Yap today said that before he carried out the conversions of US dollar into ringgit Malaysia for the two US$10 million transactions in 2011, he had already known that the AmPrivate Banking-MR account is Najib's account as Yu had informed him of this.

Yap said the reason that he was told of the account holder's identity as being Najib was to enable him to correctly capture the transaction into the bank's system and also because it was a "sensitive" bank account "so that we don't easily talk too much about the transaction".

Asked why it is a sensitive bank account, Yap highlighted that Najib is a politically exposed person (PEP), adding: "So that's why we have to be a bit more careful in terms of handling the account and this involves a large transaction amount."

While saying that bank staff try not to reveal any of its clients' information to any outsiders due to the Banking and Financial Institutions Act, Yap went on to further explain that the account was also sensitive as Najib was the prime minister then, and a large amount of the transactions could affect the value of the ringgit if the markets were to find out about the transactions.

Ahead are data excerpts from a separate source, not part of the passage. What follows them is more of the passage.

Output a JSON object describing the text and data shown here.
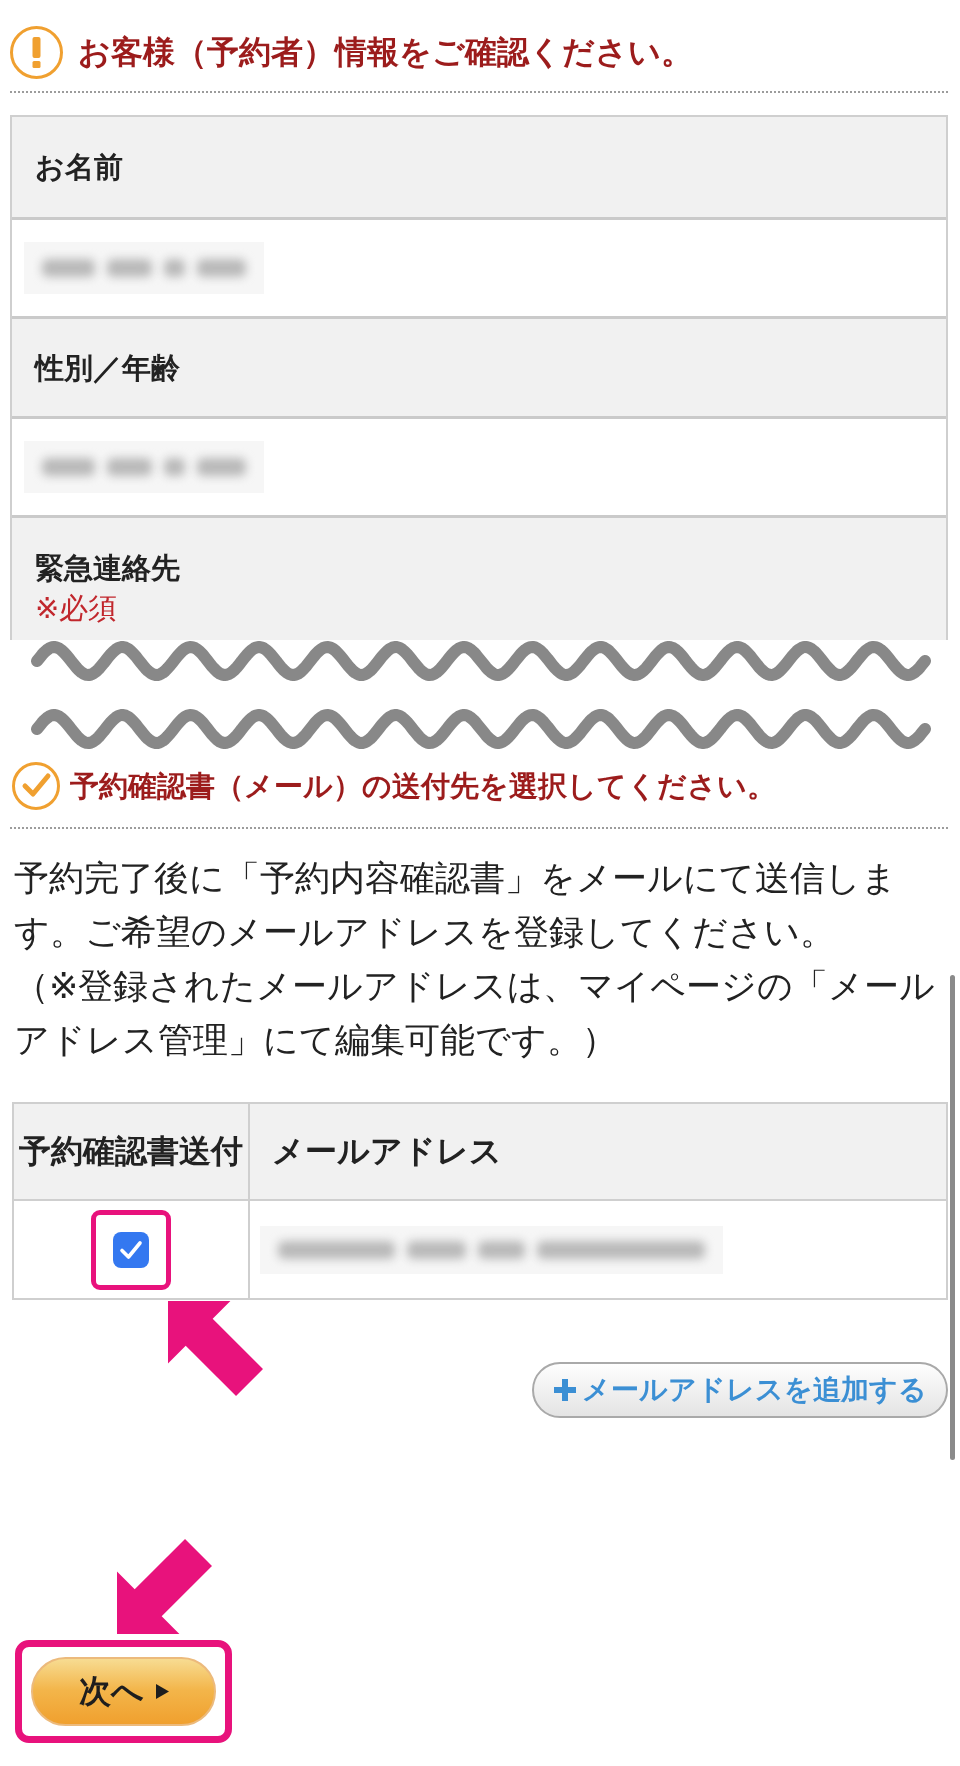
{
  "sections": [
    {
      "kind": "alert",
      "title": "お客様（予約者）情報をご確認ください。",
      "rows": [
        {
          "kind": "heading",
          "label": "お名前"
        },
        {
          "kind": "blurred"
        },
        {
          "kind": "heading",
          "label": "性別／年齢"
        },
        {
          "kind": "blurred"
        },
        {
          "kind": "heading",
          "label": "緊急連絡先",
          "note": "※必須"
        }
      ],
      "truncated": true
    },
    {
      "kind": "check",
      "title": "予約確認書（メール）の送付先を選択してください。",
      "paragraphs": [
        "予約完了後に「予約内容確認書」をメールにて送信します。ご希望のメールアドレスを登録してください。",
        "（※登録されたメールアドレスは、マイページの「メールアドレス管理」にて編集可能です。）"
      ],
      "email_table": {
        "columns": [
          "予約確認書送付",
          "メールアドレス"
        ],
        "rows": [
          {
            "checked": true,
            "highlighted": true
          }
        ]
      },
      "add_button": {
        "label": "メールアドレスを追加する"
      }
    }
  ],
  "next_button": {
    "label": "次へ",
    "highlighted": true
  }
}
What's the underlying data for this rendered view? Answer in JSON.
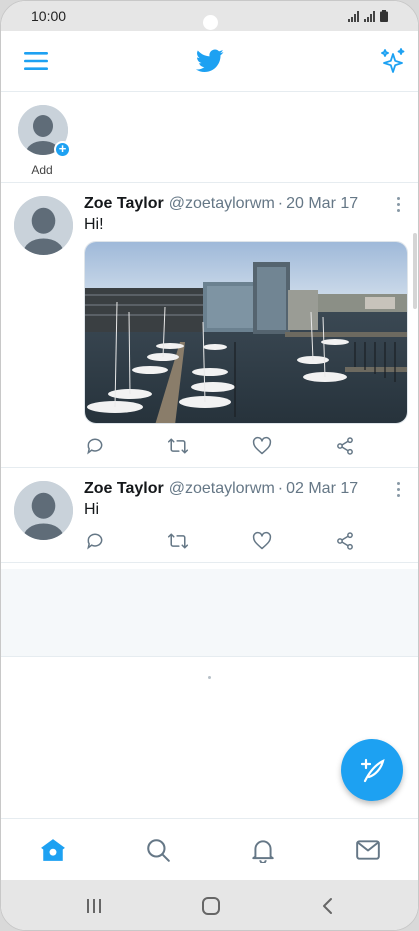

Najib, dressed in a black pinstripe suit with a tie featuring diagonal stripes, was seen holding a takeaway cup from the coffee chain Gloria Jeans and documents when he entered the dock.

Najib's wife Datin Seri Rosmah Mansor attended his trial, while his son Norashman was also seen in the courtroom.

Previously, the prosecution had said it would prove that the 1MDB funds which had entered Najib’s accounts would come up to a total of RM2,282,937,678.41 or over RM2.28 billion.

Najib's lawyers had since yesterday been trying to show that money which came into Najib's account are instead linked to the purported gifts from the Saudi royal family.

Najib's 1MDB trial before High Court judge Datuk Collin Lawrence Sequerah is scheduled to resume next Monday.